Fraser played all 20 shifts with Patrice Bergeron and Reilly Smith as the Bruins beat the Blues, 2-0, at TD Garden.
“Obviously, I like scoring goals,” Fraser said. “I like to be an offensive threat. But you’re not going to be that kind of guy every night. There’s going to be times when you have to be relied upon to be a defensive, sound player. I think on this team, that’s more my ‘ it’s not my job, but I have to broaden my game a little bit because every guy in this room is good defensively. That’s how this franchise has built their system: you got to be good defensively. You got to make sure you’re good in all three zones.”
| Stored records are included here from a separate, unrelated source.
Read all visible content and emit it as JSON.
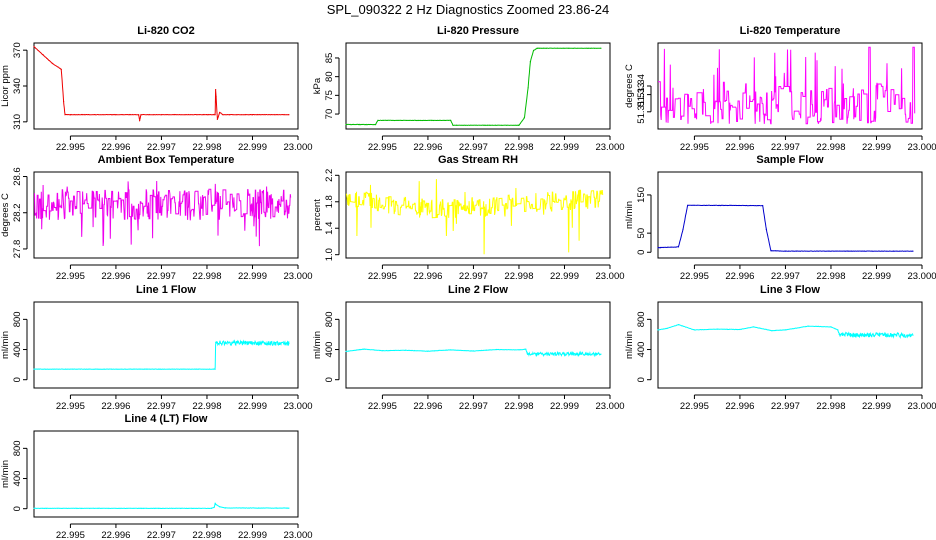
{
  "figure_title": "SPL_090322  2 Hz Diagnostics Zoomed 23.86-24",
  "chart_data": [
    {
      "id": "co2",
      "type": "line",
      "title": "Li-820 CO2",
      "ylabel": "Licor ppm",
      "color": "#ee0000",
      "xlim": [
        22.9942,
        23.0
      ],
      "ylim": [
        304,
        376
      ],
      "xticks": [
        22.995,
        22.996,
        22.997,
        22.998,
        22.999,
        23.0
      ],
      "xtick_labels": [
        "22.995",
        "22.996",
        "22.997",
        "22.998",
        "22.999",
        "23.000"
      ],
      "yticks": [
        310,
        340,
        370
      ],
      "ytick_labels": [
        "310",
        "340",
        "370"
      ],
      "series": [
        {
          "name": "Licor CO2",
          "mode": "line",
          "x": [
            22.9942,
            22.9944,
            22.9946,
            22.9948,
            22.99485,
            22.99488,
            22.995,
            22.996,
            22.9965,
            22.99652,
            22.99655,
            22.997,
            22.998,
            22.99818,
            22.99819,
            22.9982,
            22.99823,
            22.99828,
            22.99835,
            22.9985,
            22.999,
            22.9998
          ],
          "y": [
            373,
            366,
            359,
            354,
            327,
            316,
            316,
            316,
            316,
            311,
            316,
            316,
            316,
            316,
            337,
            331,
            312,
            318,
            316,
            316,
            316,
            316
          ]
        }
      ]
    },
    {
      "id": "pressure",
      "type": "line",
      "title": "Li-820 Pressure",
      "ylabel": "kPa",
      "color": "#00bb00",
      "xlim": [
        22.9942,
        23.0
      ],
      "ylim": [
        66,
        89
      ],
      "xticks": [
        22.995,
        22.996,
        22.997,
        22.998,
        22.999,
        23.0
      ],
      "xtick_labels": [
        "22.995",
        "22.996",
        "22.997",
        "22.998",
        "22.999",
        "23.000"
      ],
      "yticks": [
        70,
        75,
        80,
        85
      ],
      "ytick_labels": [
        "70",
        "75",
        "80",
        "85"
      ],
      "series": [
        {
          "name": "Pressure",
          "mode": "line",
          "x": [
            22.9942,
            22.99485,
            22.9949,
            22.9965,
            22.99655,
            22.998,
            22.99812,
            22.9982,
            22.99825,
            22.99832,
            22.9984,
            22.9998
          ],
          "y": [
            67.2,
            67.2,
            68.3,
            68.3,
            67.0,
            67.0,
            69,
            77,
            84,
            87,
            87.6,
            87.6
          ]
        }
      ]
    },
    {
      "id": "licor_temp",
      "type": "line",
      "title": "Li-820 Temperature",
      "ylabel": "degrees C",
      "color": "#ff00ff",
      "xlim": [
        22.9942,
        23.0
      ],
      "ylim": [
        51.29,
        51.39
      ],
      "xticks": [
        22.995,
        22.996,
        22.997,
        22.998,
        22.999,
        23.0
      ],
      "xtick_labels": [
        "22.995",
        "22.996",
        "22.997",
        "22.998",
        "22.999",
        "23.000"
      ],
      "yticks": [
        51.31,
        51.33,
        51.34
      ],
      "ytick_labels": [
        "51.31",
        "51.33",
        "51.34"
      ],
      "series": [
        {
          "name": "Temperature",
          "mode": "band",
          "low": 51.296,
          "high": 51.345,
          "mid": 51.345,
          "spike_low": 51.296,
          "spike_high": 51.385,
          "density": 0.28,
          "spikes_x": [
            22.99885,
            22.99982
          ]
        }
      ]
    },
    {
      "id": "box_temp",
      "type": "line",
      "title": "Ambient Box Temperature",
      "ylabel": "degrees C",
      "color": "#ee00ee",
      "xlim": [
        22.9942,
        23.0
      ],
      "ylim": [
        27.7,
        28.65
      ],
      "xticks": [
        22.995,
        22.996,
        22.997,
        22.998,
        22.999,
        23.0
      ],
      "xtick_labels": [
        "22.995",
        "22.996",
        "22.997",
        "22.998",
        "22.999",
        "23.000"
      ],
      "yticks": [
        27.8,
        28.2,
        28.6
      ],
      "ytick_labels": [
        "27.8",
        "28.2",
        "28.6"
      ],
      "series": [
        {
          "name": "Box temperature",
          "mode": "band",
          "low": 28.12,
          "high": 28.46,
          "mid": 28.33,
          "spike_low": 27.8,
          "spike_high": 28.58,
          "density": 0.5
        }
      ]
    },
    {
      "id": "rh",
      "type": "line",
      "title": "Gas Stream RH",
      "ylabel": "percent",
      "color": "#ffff00",
      "xlim": [
        22.9942,
        23.0
      ],
      "ylim": [
        0.95,
        2.25
      ],
      "xticks": [
        22.995,
        22.996,
        22.997,
        22.998,
        22.999,
        23.0
      ],
      "xtick_labels": [
        "22.995",
        "22.996",
        "22.997",
        "22.998",
        "22.999",
        "23.000"
      ],
      "yticks": [
        1.0,
        1.4,
        1.8,
        2.2
      ],
      "ytick_labels": [
        "1.0",
        "1.4",
        "1.8",
        "2.2"
      ],
      "series": [
        {
          "name": "Relative humidity",
          "mode": "band",
          "low": 1.62,
          "high": 1.92,
          "mid": 1.75,
          "spike_low": 1.0,
          "spike_high": 2.15,
          "density": 0.45,
          "trend": [
            [
              22.9942,
              0.1
            ],
            [
              22.995,
              0.0
            ],
            [
              22.996,
              -0.08
            ],
            [
              22.997,
              -0.05
            ],
            [
              22.998,
              0.0
            ],
            [
              22.999,
              0.05
            ],
            [
              22.9998,
              0.08
            ]
          ]
        }
      ]
    },
    {
      "id": "sample_flow",
      "type": "line",
      "title": "Sample Flow",
      "ylabel": "ml/min",
      "color": "#0000cc",
      "xlim": [
        22.9942,
        23.0
      ],
      "ylim": [
        -15,
        210
      ],
      "xticks": [
        22.995,
        22.996,
        22.997,
        22.998,
        22.999,
        23.0
      ],
      "xtick_labels": [
        "22.995",
        "22.996",
        "22.997",
        "22.998",
        "22.999",
        "23.000"
      ],
      "yticks": [
        0,
        50,
        150
      ],
      "ytick_labels": [
        "0",
        "50",
        "150"
      ],
      "series": [
        {
          "name": "Sample flow",
          "mode": "line",
          "x": [
            22.9942,
            22.99465,
            22.99475,
            22.99485,
            22.9965,
            22.99658,
            22.99668,
            22.997,
            22.9998
          ],
          "y": [
            12,
            14,
            60,
            123,
            122,
            60,
            4,
            3,
            3
          ]
        }
      ]
    },
    {
      "id": "line1_flow",
      "type": "line",
      "title": "Line 1 Flow",
      "ylabel": "ml/min",
      "color": "#00ffff",
      "xlim": [
        22.9942,
        23.0
      ],
      "ylim": [
        -110,
        1030
      ],
      "xticks": [
        22.995,
        22.996,
        22.997,
        22.998,
        22.999,
        23.0
      ],
      "xtick_labels": [
        "22.995",
        "22.996",
        "22.997",
        "22.998",
        "22.999",
        "23.000"
      ],
      "yticks": [
        0,
        400,
        800
      ],
      "ytick_labels": [
        "0",
        "400",
        "800"
      ],
      "series": [
        {
          "name": "Line 1 flow",
          "mode": "line",
          "x": [
            22.9942,
            22.99818,
            22.99819,
            22.9998
          ],
          "y": [
            140,
            140,
            490,
            480
          ],
          "noise_after": 22.99819,
          "noise_amp": 28
        }
      ]
    },
    {
      "id": "line2_flow",
      "type": "line",
      "title": "Line 2 Flow",
      "ylabel": "ml/min",
      "color": "#00ffff",
      "xlim": [
        22.9942,
        23.0
      ],
      "ylim": [
        -110,
        1030
      ],
      "xticks": [
        22.995,
        22.996,
        22.997,
        22.998,
        22.999,
        23.0
      ],
      "xtick_labels": [
        "22.995",
        "22.996",
        "22.997",
        "22.998",
        "22.999",
        "23.000"
      ],
      "yticks": [
        0,
        400,
        800
      ],
      "ytick_labels": [
        "0",
        "400",
        "800"
      ],
      "series": [
        {
          "name": "Line 2 flow",
          "mode": "line",
          "x": [
            22.9942,
            22.9946,
            22.995,
            22.9955,
            22.996,
            22.9965,
            22.997,
            22.9975,
            22.998,
            22.99815,
            22.99818,
            22.9985,
            22.9998
          ],
          "y": [
            375,
            405,
            385,
            390,
            378,
            395,
            380,
            400,
            395,
            405,
            345,
            340,
            340
          ],
          "noise_after": 22.99818,
          "noise_amp": 22
        }
      ]
    },
    {
      "id": "line3_flow",
      "type": "line",
      "title": "Line 3 Flow",
      "ylabel": "ml/min",
      "color": "#00ffff",
      "xlim": [
        22.9942,
        23.0
      ],
      "ylim": [
        -110,
        1030
      ],
      "xticks": [
        22.995,
        22.996,
        22.997,
        22.998,
        22.999,
        23.0
      ],
      "xtick_labels": [
        "22.995",
        "22.996",
        "22.997",
        "22.998",
        "22.999",
        "23.000"
      ],
      "yticks": [
        0,
        400,
        800
      ],
      "ytick_labels": [
        "0",
        "400",
        "800"
      ],
      "series": [
        {
          "name": "Line 3 flow",
          "mode": "line",
          "x": [
            22.9942,
            22.9944,
            22.99465,
            22.995,
            22.9955,
            22.996,
            22.9963,
            22.9967,
            22.997,
            22.9975,
            22.998,
            22.99815,
            22.99818,
            22.9985,
            22.9998
          ],
          "y": [
            660,
            680,
            730,
            660,
            670,
            665,
            700,
            650,
            660,
            710,
            700,
            660,
            600,
            595,
            590
          ],
          "noise_after": 22.99818,
          "noise_amp": 30
        }
      ]
    },
    {
      "id": "line4_flow",
      "type": "line",
      "title": "Line 4 (LT) Flow",
      "ylabel": "ml/min",
      "color": "#00ffff",
      "xlim": [
        22.9942,
        23.0
      ],
      "ylim": [
        -110,
        1030
      ],
      "xticks": [
        22.995,
        22.996,
        22.997,
        22.998,
        22.999,
        23.0
      ],
      "xtick_labels": [
        "22.995",
        "22.996",
        "22.997",
        "22.998",
        "22.999",
        "23.000"
      ],
      "yticks": [
        0,
        400,
        800
      ],
      "ytick_labels": [
        "0",
        "400",
        "800"
      ],
      "series": [
        {
          "name": "Line 4 flow",
          "mode": "line",
          "x": [
            22.9942,
            22.9981,
            22.99816,
            22.99818,
            22.9982,
            22.99828,
            22.9984,
            22.9998
          ],
          "y": [
            5,
            5,
            20,
            70,
            55,
            25,
            10,
            8
          ]
        }
      ]
    }
  ]
}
The irony is that Fraser did score a goal – with nine seconds left in the second period – but it was disallowed when referee Chris Lee ruled Fraser slammed into Blues goalie Brian Elliot before Elliot could play the puck.
“To me it should have been a goal,” coach Claude Julien said. “In my mind the puck’s in, it hits him, and it goes in before he even touches the goaltender. But those are unfortunately not reviewable, so he gets deprived from a goal. But the other part ‘ he deserves a lot of credit for his, he was on the line that played against their top-scoring line and defensively I thought he was very reliable. He played big, he played strong with Bergy [Patrice Bergeron] and [Reilly] Smith. I think that line did a great job against the [Vladimir] Tarasenko line.”